Wachsmuth v. Penn Mutual Life Insurance

89 N.E. 787, 241 Ill. 409
CourtIllinois Supreme Court
DecidedOctober 26, 1909
StatusPublished
Cited by12 cases

This text of 89 N.E. 787 (Wachsmuth v. Penn Mutual Life Insurance) is published on Counsel Stack Legal Research, covering Illinois Supreme Court primary law. Counsel Stack provides free access to over 12 million legal documents including statutes, case law, regulations, and constitutions.

Bluebook
Wachsmuth v. Penn Mutual Life Insurance, 89 N.E. 787, 241 Ill. 409 (Ill. 1909).

Opinion

Mr. Justice Vickers

delivered the opinion of the court:

This is an appeal from the judgment of the Appellate Court for the First District affirming a decree of the probate court of Cook county which dismissed the petition of Frederick H. Wachsmuth and Louis C. Wachsmuth, executors of the last will and testament of Henry F. Wachsmuth, deceased, for leave to sell lands to pay debts. The executors have prosecuted a further appeal to this court.

Henry F. Wachsmuth died November 2, 1900, leaving a last will, by which he devised to each of his sons a piece of real estate in Chicago, and to both of them, share and share alike, a third piece of Chicago city property. His sons, who are his executors and appellants in this case, were his sole devisees. It does not appear that Henry F. Wachsmuth owned any other real estate than the three pieces above referred to. He left personal property to the amount of $5595.08. The debts probated against his estate amounted to $12,850.33, thus showing a deficiency of personal assets of $7254.25. The petition to sell the real estate was based on a just and true account filed December 12, 1905, which showed the deficiency of personal assets as above stated. All of the real estate of which the testator died seized was encumbered by trust deeds or mortgages placed thereon by the testator. The liabilities of the estate under these encumbrances was $35,500. One piece of property was sold under foreclosure and failed to bring the full amount of the encumbrance against it. The parcel of real estate known as the Forty-seventh street property, which was devised to Louis C. Wachsmuth, was mortgaged for $11,000. This indebtedness was paid with part of the proceeds of a $15,000 trust deed placed on the property by Louis C. Wachsmuth after his father’s death. This trust deed was executed to Francis B. Peabody, and finally, by assignment, became the property of the Penn Mutual Life Insurance Company, and was by that company foreclosed and the property sold for the amount of the debt and costs, and no redemption having been made, a deed was issued by the master in chancery to the Penn Mutual Life Insurance Company on October 26, 1904, and afterwards the insurance company conveyed the said property and the title thereto is now in Bernard Baumgarden.
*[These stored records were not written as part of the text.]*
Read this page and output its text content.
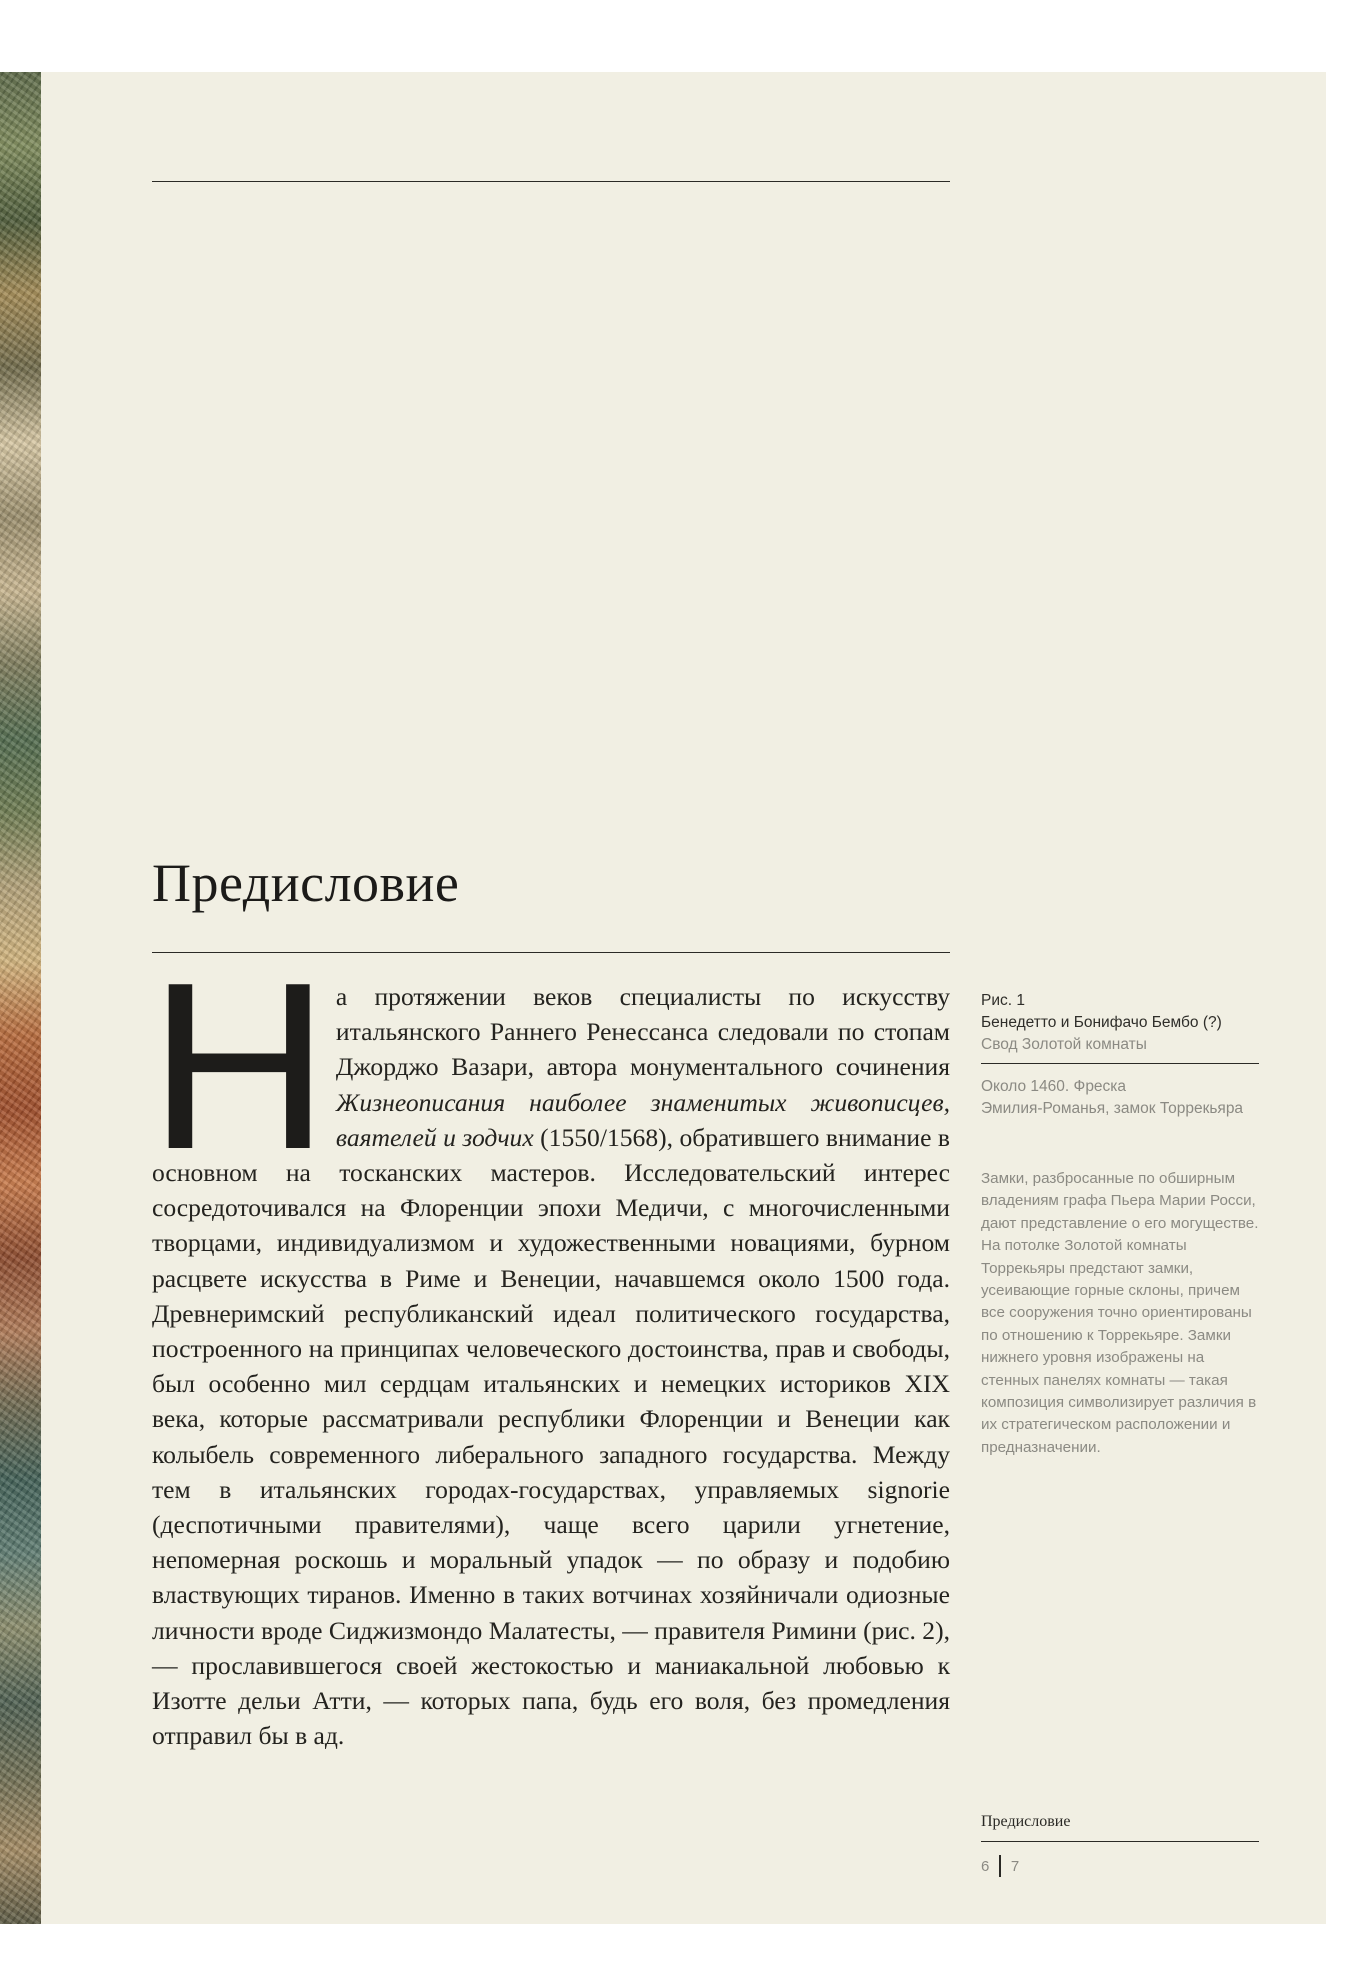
Предисловие

На протяжении веков специалисты по искусству итальянского Раннего Ренессанса следовали по стопам Джорджо Вазари, автора монументального сочинения Жизнеописания наиболее знаменитых живописцев, ваятелей и зодчих (1550/1568), обратившего внимание в основном на тосканских мастеров. Исследовательский интерес сосредоточивался на Флоренции эпохи Медичи, с многочисленными творцами, индивидуализмом и художественными новациями, бурном расцвете искусства в Риме и Венеции, начавшемся около 1500 года. Древнеримский республиканский идеал политического государства, построенного на принципах человеческого достоинства, прав и свободы, был особенно мил сердцам итальянских и немецких историков XIX века, которые рассматривали республики Флоренции и Венеции как колыбель современного либерального западного государства. Между тем в итальянских городах-государствах, управляемых signorie (деспотичными правителями), чаще всего царили угнетение, непомерная роскошь и моральный упадок — по образу и подобию властвующих тиранов. Именно в таких вотчинах хозяйничали одиозные личности вроде Сиджизмондо Малатесты, — правителя Римини (рис. 2), — прославившегося своей жестокостью и маниакальной любовью к Изотте дельи Атти, — которых папа, будь его воля, без промедления отправил бы в ад.

Рис. 1
Бенедетто и Бонифачо Бембо (?)
Свод Золотой комнаты

Около 1460. Фреска

Эмилия-Романья, замок Торрекьяра

Замки, разбросанные по обширным владениям графа Пьера Марии Росси, дают представление о его могуществе. На потолке Золотой комнаты Торрекьяры предстают замки, усеивающие горные склоны, причем все сооружения точно ориентированы по отношению к Торрекьяре. Замки нижнего уровня изображены на стенных панелях комнаты — такая композиция символизирует различия в их стратегическом расположении и предназначении.

Предисловие
6 7
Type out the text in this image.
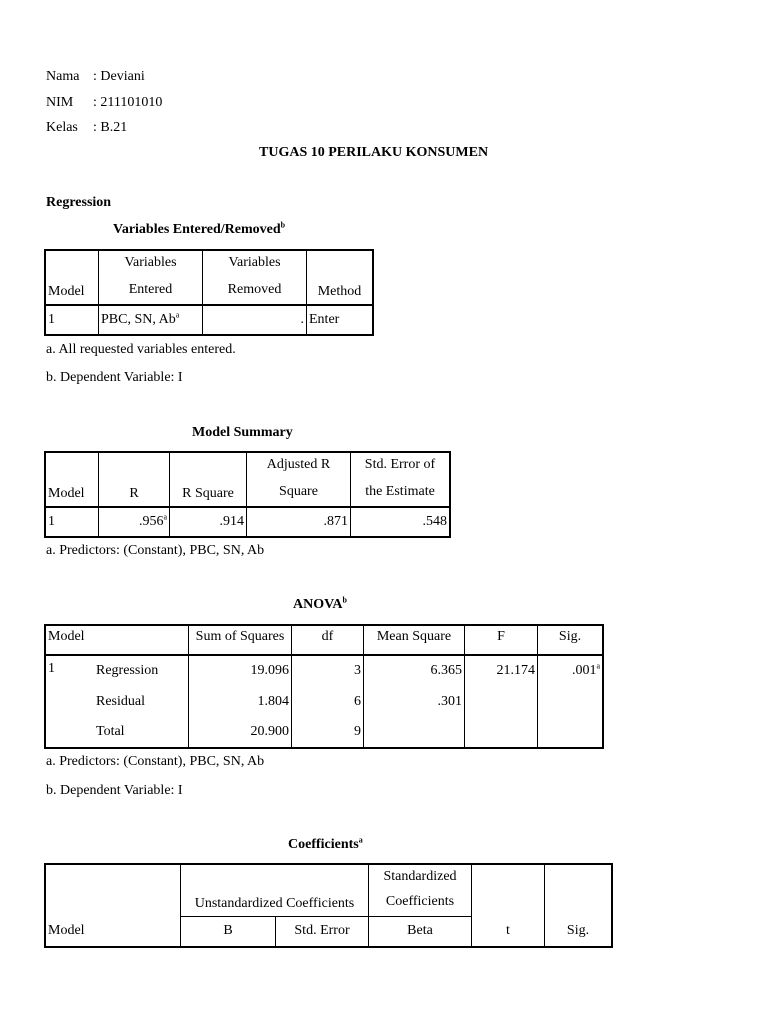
Nama : Deviani
NIM : 211101010
Kelas : B.21
TUGAS 10 PERILAKU KONSUMEN
Regression
Variables Entered/Removed$^b$
Model	Variables	Variables	Method
	Entered	Removed	
1	PBC, SN, Ab$^a$	.	Enter
a. All requested variables entered.
b. Dependent Variable: I
Model Summary
Model	R	R Square	Adjusted R	Std. Error of
			Square	the Estimate
1	.956$^a$	.914	.871	.548
a. Predictors: (Constant), PBC, SN, Ab
ANOVA$^b$
Model		Sum of Squares	df	Mean Square	F	Sig.
1	Regression	19.096	3	6.365	21.174	.001$^a$
	Residual	1.804	6	.301		
	Total	20.900	9			
a. Predictors: (Constant), PBC, SN, Ab
b. Dependent Variable: I
Coefficients$^a$
	Unstandardized Coefficients		Standardized		
			Coefficients		
Model	B	Std. Error	Beta	t	Sig.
The encumbrance upon the other piece of property, which is known in the record as the Rhodes avenue property, was $10,000, and this piece was devised to Frederick H. Wachsmuth by the will.

The ground upon which the probate court dismissed appellants’ petition was, that it did not appear that there was any deficiency of personal assets to pay the debts of the estate. This holding is based upon the admitted facts that the executors were at the time of their appointment indebted to their father’s estate, on account of money loaned to them by their father in his lifetime, in the sum of $10,-000, and that the property devised to appellants under the will was at a fair market value worth $70,000, or $34,500 more than the aggregate amount of encumbrances thereon.

The evidence shows that the appellants had property in their own right at the time they were appointed executors, valued at $5000, and that their personal liabilities were $27,-000. Deducting the individual liabilities of the executors from the value of the equities devised to them, it appears that the executors were solvent and able to pay the $10,000 indebtedness which they owed to their father’s estate. Under these facts the probate court held that the debt due from appellants to the estate must be regarded as cash assets in the hands of the executors available for the payment of claims against the estate, and that so regarding this amount, and adding it to the $5595.08 of other personal assets belonging to the estate, the deficiency of personal assets disappears, hence there was no authority, under the law, for resorting to a sale of real estate to pay debts. The Appellate Court took the same view of this question that the probate court did and affirmed its decree.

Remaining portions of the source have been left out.